United Kingdom voters’ decision to have their nation secede from the European Union will have consequences for soccer in the British Isles and beyond. Exactly what those will be remains to be seen.
Questions about what happens next flowed from all points of society following the surprise Brexit announcement Friday. The U.K. won’t leave the EU for at least two years, and officials still must negotiate terms of Britain’s exit. Answers to the million-pound question will be forthcoming in the months and years to come, but one thing now is certain: Business as usual is a thing of the past, as we no longer are sure what “usual” is. Stability is out. Instability could become the new normal.
Despite Brexit, England’s Premier League will remain the most lucrative, and perhaps important, domestic league in world soccer for the foreseeable future. The soccer world’s enduring interest in England’s top flight and fans’ — particularly those inside the U.K. — insatiable interest in the product will ensure its No. 1 status. The Premier League said as much Friday in a statement.
“The Premier League is a hugely successful sporting competition that has strong domestic and global appeal,” the statement read, according to Sky Sports. “This will continue to be the case regardless of the referendum result.
“Given the uncertain nature of what the political and regulatory landscape might be following the ‘Leave’ vote, there is little point second guessing the implications until there is greater clarity.
“Clearly, we will continue to work with Government and other bodies whatever the outcome of any process.”
Britain’s exit from the EU is far from certain at this point. Prime minister David Cameron announced his resignation, and his successor must choose whether to invoke Article 50, which will trigger the U.K.’s legal exit from the EU.
Until that happens, let’s deal with the real-life repercussions of Brexit. Chief among them are:
The falling pound
The value of Britain’s currency relative to others has sharply declined since Friday, changing the prices of players around the world and British clubs overnight.
Foreign investors could jump at the chance to buy into or take over British clubs, as the declining pound lowers their prices.
The same goes for the values of British-based players on the global transfer market. Clubs from the EU and beyond will discover British-based players now are cheaper than they were before the Brexit vote.

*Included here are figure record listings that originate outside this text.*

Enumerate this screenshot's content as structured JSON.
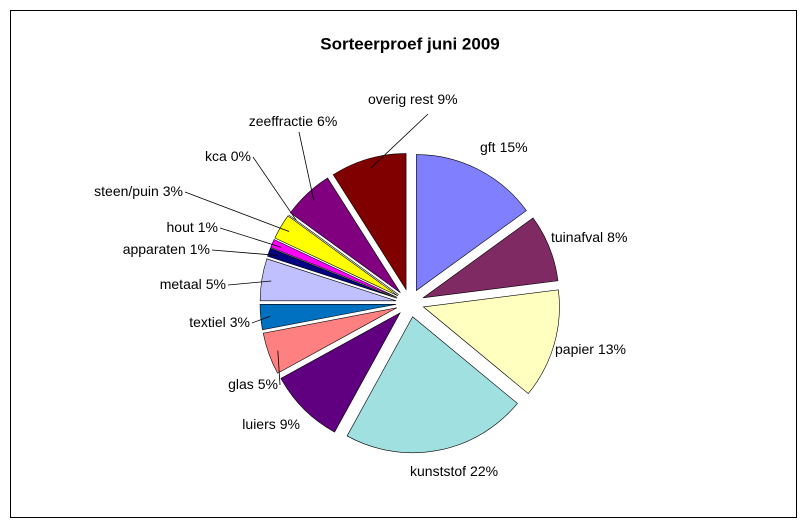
{
  "chart_data": {
    "type": "pie",
    "title": "Sorteerproef juni 2009",
    "categories": [
      "gft",
      "tuinafval",
      "papier",
      "kunststof",
      "luiers",
      "glas",
      "textiel",
      "metaal",
      "apparaten",
      "hout",
      "steen/puin",
      "kca",
      "zeeffractie",
      "overig rest"
    ],
    "values": [
      15,
      8,
      13,
      22,
      9,
      5,
      3,
      5,
      1,
      1,
      3,
      0,
      6,
      9
    ],
    "value_labels": [
      "15%",
      "8%",
      "13%",
      "22%",
      "9%",
      "5%",
      "3%",
      "5%",
      "1%",
      "1%",
      "3%",
      "0%",
      "6%",
      "9%"
    ],
    "colors": [
      "#8080ff",
      "#7f2a62",
      "#ffffc0",
      "#a0e0e0",
      "#600080",
      "#ff8080",
      "#0070c0",
      "#c0c0ff",
      "#000080",
      "#ff00ff",
      "#ffff00",
      "#00ffff",
      "#800080",
      "#800000"
    ]
  }
}
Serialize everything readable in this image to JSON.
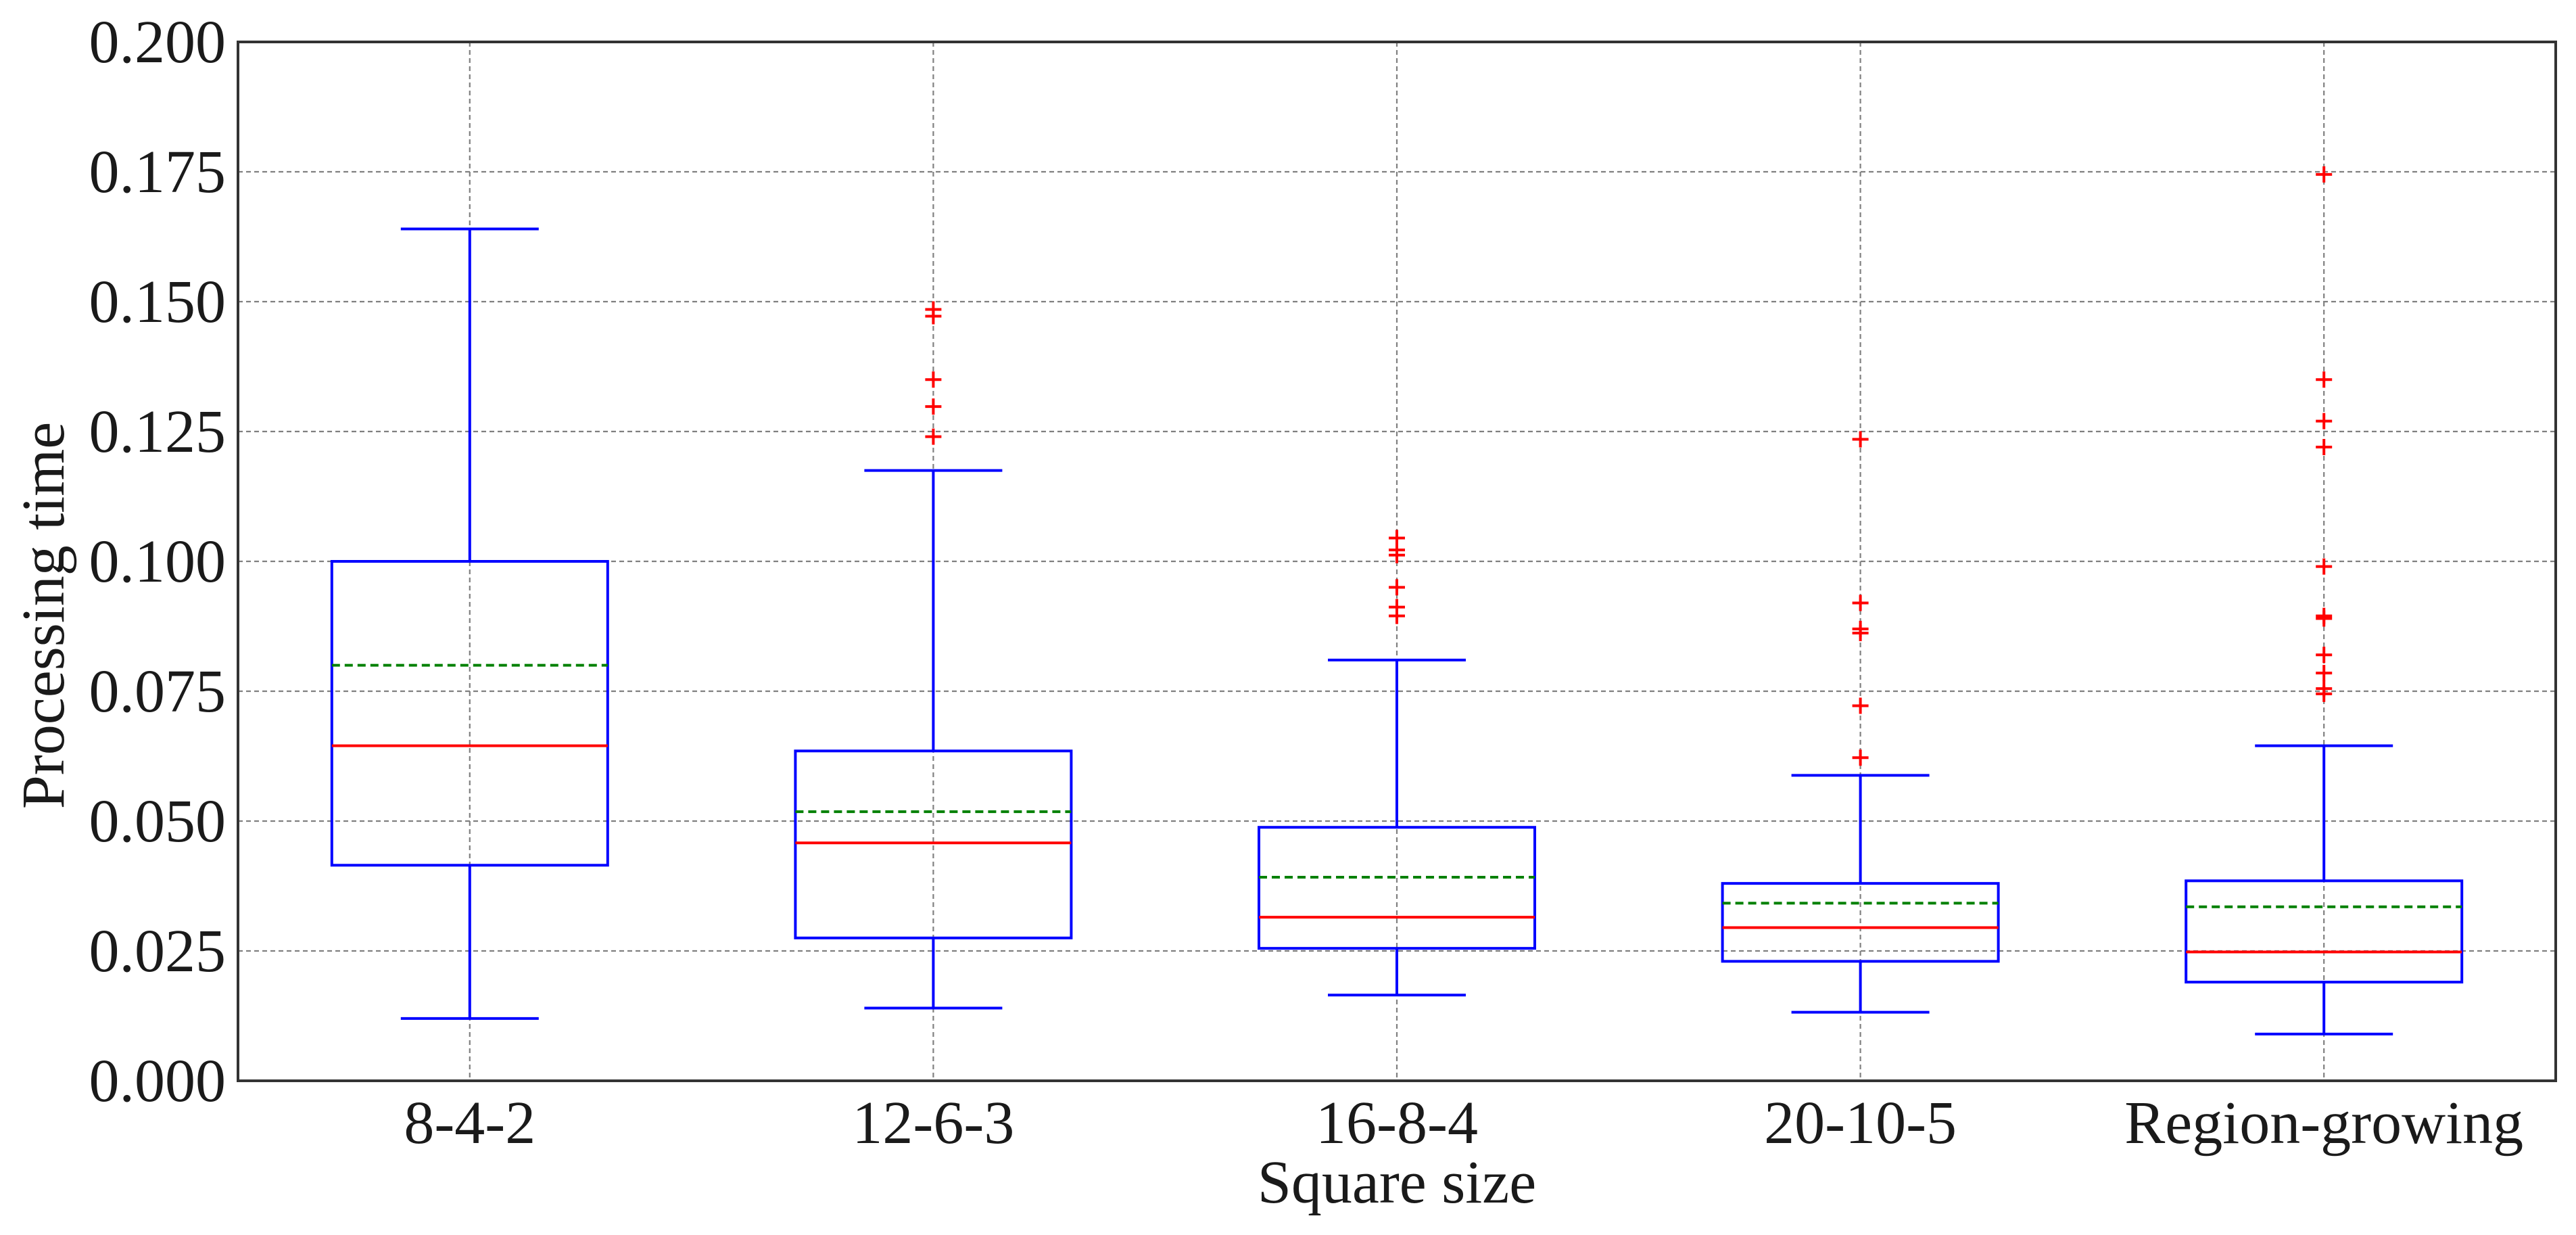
{
  "chart_data": {
    "type": "box",
    "xlabel": "Square size",
    "ylabel": "Processing time",
    "ylim": [
      0,
      0.2
    ],
    "yticks": [
      "0.000",
      "0.025",
      "0.050",
      "0.075",
      "0.100",
      "0.125",
      "0.150",
      "0.175",
      "0.200"
    ],
    "grid": true,
    "colors": {
      "box": "#0000ff",
      "median": "#ff0000",
      "mean": "#008000",
      "outlier": "#ff0000",
      "grid": "#808080",
      "axis": "#333333"
    },
    "categories": [
      "8-4-2",
      "12-6-3",
      "16-8-4",
      "20-10-5",
      "Region-growing"
    ],
    "boxes": [
      {
        "whisker_low": 0.012,
        "q1": 0.0415,
        "median": 0.0645,
        "mean": 0.08,
        "q3": 0.1,
        "whisker_high": 0.164,
        "outliers": []
      },
      {
        "whisker_low": 0.014,
        "q1": 0.0275,
        "median": 0.0458,
        "mean": 0.0518,
        "q3": 0.0635,
        "whisker_high": 0.1175,
        "outliers": [
          0.124,
          0.1298,
          0.135,
          0.1472,
          0.1485
        ]
      },
      {
        "whisker_low": 0.0165,
        "q1": 0.0255,
        "median": 0.0315,
        "mean": 0.0392,
        "q3": 0.0488,
        "whisker_high": 0.081,
        "outliers": [
          0.0895,
          0.0912,
          0.095,
          0.1012,
          0.1022,
          0.1045
        ]
      },
      {
        "whisker_low": 0.0132,
        "q1": 0.023,
        "median": 0.0295,
        "mean": 0.0342,
        "q3": 0.038,
        "whisker_high": 0.0588,
        "outliers": [
          0.0622,
          0.0722,
          0.0862,
          0.087,
          0.092,
          0.1235
        ]
      },
      {
        "whisker_low": 0.009,
        "q1": 0.019,
        "median": 0.0248,
        "mean": 0.0335,
        "q3": 0.0385,
        "whisker_high": 0.0645,
        "outliers": [
          0.0745,
          0.0755,
          0.0785,
          0.082,
          0.089,
          0.0895,
          0.099,
          0.122,
          0.127,
          0.135,
          0.1745
        ]
      }
    ]
  }
}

But don’t expect them to turn the buyer’s market that is British soccer, particularly in the Premier League, into a seller’s market any time soon. British players don’t often travel for work, as market forces and personal preferences often preclude the more adventurous ones from doing so.
If British-based players, who receive their wages in pounds, convert their money into other major currencies, they’ll lose some of it because of the pound’s fallen value.
Premier League teams have imported players from abroad en masse in recent years. That could slow, as the cheaper pound makes buying players from abroad more expensive than it was before.
A potential shift in immigration rules could have the biggest effect on British soccer. EU players currently are eligible to work in Britain without a permit, but that will change if the U.K. builds walls on its borders.
EU players could be subject to the same restrictions non-EU players face, namely having to play a set percentage of games for their national teams in order to qualify for a work permit.
The trickle-down effect would be an increase in the number of domestic players and homegrown academy graduates at Premier League clubs. While the quality of the average player could dip, teams could improve through increased cohesion and higher spirit.
Of course, this all would be moot if Cameron’s successor or the British people walk back from their Brexit decision.